Alhamdulillah, meski juga hidup sederhana, tapi orangtua saya punya pemikiran yang berbeda dengan penduduk lainnya. Mereka mendorong saya untuk bisa bersekolah di tempat yang baik dan mengupayakan saya agar bisa berkuliah. Oleh karenanya, sejak usia sekolah saya menginjakkan kaki di dua lingkungan yang berbeda: Satu kaki di lingkungan pertemanan rumah yang tergolong prasejahtera dan kurang terdidik, sementara satu kaki yang lainnya di lingkungan pertemanan sekolah yang cenderung lebih sejahtera dan terdidik.
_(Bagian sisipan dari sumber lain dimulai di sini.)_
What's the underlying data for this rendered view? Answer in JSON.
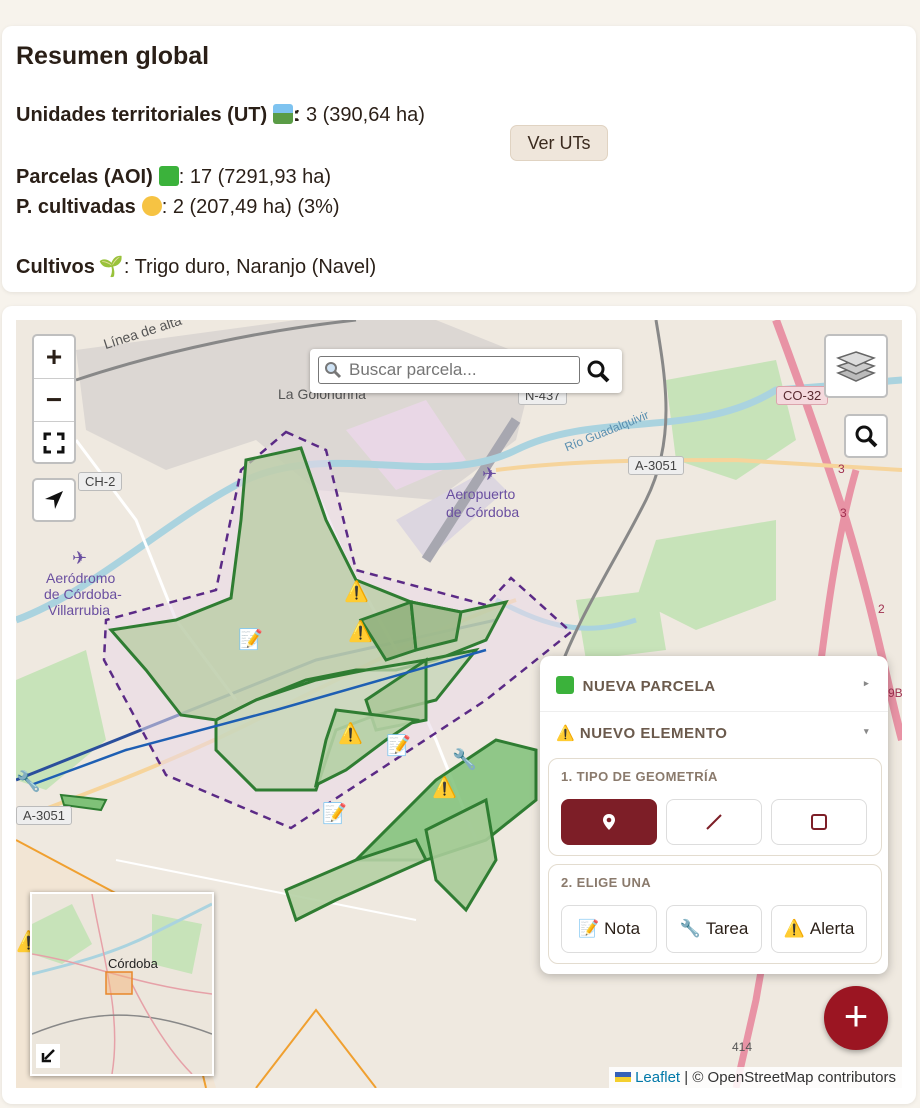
{
  "summary": {
    "title": "Resumen global",
    "ut_label": "Unidades territoriales (UT)",
    "ut_value": ": 3 (390,64 ha)",
    "ut_button": "Ver UTs",
    "aoi_label": "Parcelas (AOI)",
    "aoi_value": ": 17 (7291,93 ha)",
    "cult_parcels_label": "P. cultivadas",
    "cult_parcels_value": ": 2 (207,49 ha) (3%)",
    "crops_label": "Cultivos",
    "crops_value": ": Trigo duro, Naranjo (Navel)"
  },
  "map": {
    "search_placeholder": "Buscar parcela...",
    "zoom_in": "+",
    "zoom_out": "−",
    "labels": {
      "golondrina": "La Golondrina",
      "linea": "Línea de alta",
      "aeropuerto_1": "Aeropuerto",
      "aeropuerto_2": "de Córdoba",
      "aerodromo_1": "Aeródromo",
      "aerodromo_2": "de Córdoba-",
      "aerodromo_3": "Villarrubia",
      "rio": "Río Guadalquivir",
      "minimap_city": "Córdoba"
    },
    "road_shields": {
      "n437": "N-437",
      "co32": "CO-32",
      "ch2": "CH-2",
      "a3051_e": "A-3051",
      "a3051_w": "A-3051",
      "r414": "414",
      "r3a": "3",
      "r3b": "3",
      "r2": "2",
      "r9b": "9B"
    },
    "attribution": {
      "leaflet": "Leaflet",
      "rest": " | © OpenStreetMap contributors"
    }
  },
  "panel": {
    "new_parcel": "NUEVA PARCELA",
    "new_element": "NUEVO ELEMENTO",
    "step1": "1. TIPO DE GEOMETRÍA",
    "step2": "2. ELIGE UNA",
    "note": "Nota",
    "task": "Tarea",
    "alert": "Alerta"
  },
  "colors": {
    "accent": "#7d1e27",
    "fab": "#9b1522",
    "parcel_green": "#2f7d32",
    "ut_boundary": "#5b2a86"
  }
}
Kondisi ini terus berlangsung hingga saya berkuliah di perguruan tinggi. Menjadikan saya pribadi yang lebih peka terhadap kondisi sosial, terutama terkait isu kesenjangan dan pendidikan.
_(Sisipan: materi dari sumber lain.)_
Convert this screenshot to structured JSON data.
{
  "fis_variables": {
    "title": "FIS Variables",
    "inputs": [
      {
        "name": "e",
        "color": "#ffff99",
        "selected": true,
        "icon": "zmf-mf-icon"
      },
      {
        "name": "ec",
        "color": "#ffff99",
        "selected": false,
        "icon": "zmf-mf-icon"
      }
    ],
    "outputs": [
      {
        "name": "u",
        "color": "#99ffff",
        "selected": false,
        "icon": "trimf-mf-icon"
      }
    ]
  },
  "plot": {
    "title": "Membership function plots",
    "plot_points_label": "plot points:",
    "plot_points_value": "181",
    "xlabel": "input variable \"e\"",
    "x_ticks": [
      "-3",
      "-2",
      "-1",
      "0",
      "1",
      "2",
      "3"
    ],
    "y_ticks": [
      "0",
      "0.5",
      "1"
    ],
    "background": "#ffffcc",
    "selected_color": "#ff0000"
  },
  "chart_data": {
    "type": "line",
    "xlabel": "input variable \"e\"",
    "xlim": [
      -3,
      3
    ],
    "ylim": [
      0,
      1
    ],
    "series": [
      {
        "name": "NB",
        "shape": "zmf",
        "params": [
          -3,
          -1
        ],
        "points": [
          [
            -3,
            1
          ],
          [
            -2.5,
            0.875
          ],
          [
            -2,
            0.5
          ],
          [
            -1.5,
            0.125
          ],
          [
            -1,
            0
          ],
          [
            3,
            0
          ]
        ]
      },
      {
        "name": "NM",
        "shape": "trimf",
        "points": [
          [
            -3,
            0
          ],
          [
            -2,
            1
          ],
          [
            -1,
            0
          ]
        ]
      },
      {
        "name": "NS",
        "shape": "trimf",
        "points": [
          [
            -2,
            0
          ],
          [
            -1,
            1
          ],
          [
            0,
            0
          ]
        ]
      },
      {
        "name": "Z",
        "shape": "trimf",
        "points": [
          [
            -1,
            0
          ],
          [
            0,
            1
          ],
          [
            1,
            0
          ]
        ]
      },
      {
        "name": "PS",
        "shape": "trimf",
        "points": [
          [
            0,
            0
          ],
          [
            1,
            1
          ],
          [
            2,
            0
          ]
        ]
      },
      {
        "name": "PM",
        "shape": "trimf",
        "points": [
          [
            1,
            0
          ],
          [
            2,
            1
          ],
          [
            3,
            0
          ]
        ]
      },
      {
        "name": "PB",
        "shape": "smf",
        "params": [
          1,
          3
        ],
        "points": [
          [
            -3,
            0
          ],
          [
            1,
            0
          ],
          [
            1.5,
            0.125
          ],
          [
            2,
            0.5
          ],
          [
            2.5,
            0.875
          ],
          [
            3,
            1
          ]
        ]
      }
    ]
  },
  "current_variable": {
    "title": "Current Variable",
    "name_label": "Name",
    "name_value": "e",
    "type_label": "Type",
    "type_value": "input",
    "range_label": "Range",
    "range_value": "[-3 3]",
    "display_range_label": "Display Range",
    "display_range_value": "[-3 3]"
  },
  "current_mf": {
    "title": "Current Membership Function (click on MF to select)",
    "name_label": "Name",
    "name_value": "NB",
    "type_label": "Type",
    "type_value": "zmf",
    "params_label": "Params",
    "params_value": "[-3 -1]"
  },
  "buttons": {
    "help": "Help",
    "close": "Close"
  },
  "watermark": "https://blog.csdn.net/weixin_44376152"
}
Uniknya, di masa SMA saya menyadari sesuatu hal, bahwa teman-teman saya di rumah yang tidak bersekolah ternyata tidak kalah pintar dengan teman-teman yang ada di sekolah. Mereka sama-sama cerdas, bahkan tidak jarang teman di rumah saya lebih pandai. Ternyata alasannya sederhana, di sekolah kami belajar dengan cara menghafal pelajaran, sementara di rumah kami belajar dengan cara bermain dan berpraktik. Contohnya saat bermain game Play Station, kami terbiasa mengasah kemampuan berkolaborasi, mengatasi tantangan, dan memecahkan persoalan. Begitu juga saat menjadi panitia acara Agustusan, kami mengasah kemampuan berkomunikasi dan berkreasi. Ya, teman-teman di sekolah hanya lebih pintar wawasannya, tapi tidak dengan keterampilannya. Sayangnya, kondisi ini merugikan kedua pihak. Teman-teman di rumah, karena tidak memiliki ijazah dan modal, pada akhirnya hanya bisa bekerja menjadi pramusaji atau petugas kebersihan saja, kalau tidak menjadi tukang parkir di pertokoan di depan jalan. Sementara teman sekolah yang memiliki ijazah juga sulit berkembang karena minimnya keterampilan setelah lulus sekolah.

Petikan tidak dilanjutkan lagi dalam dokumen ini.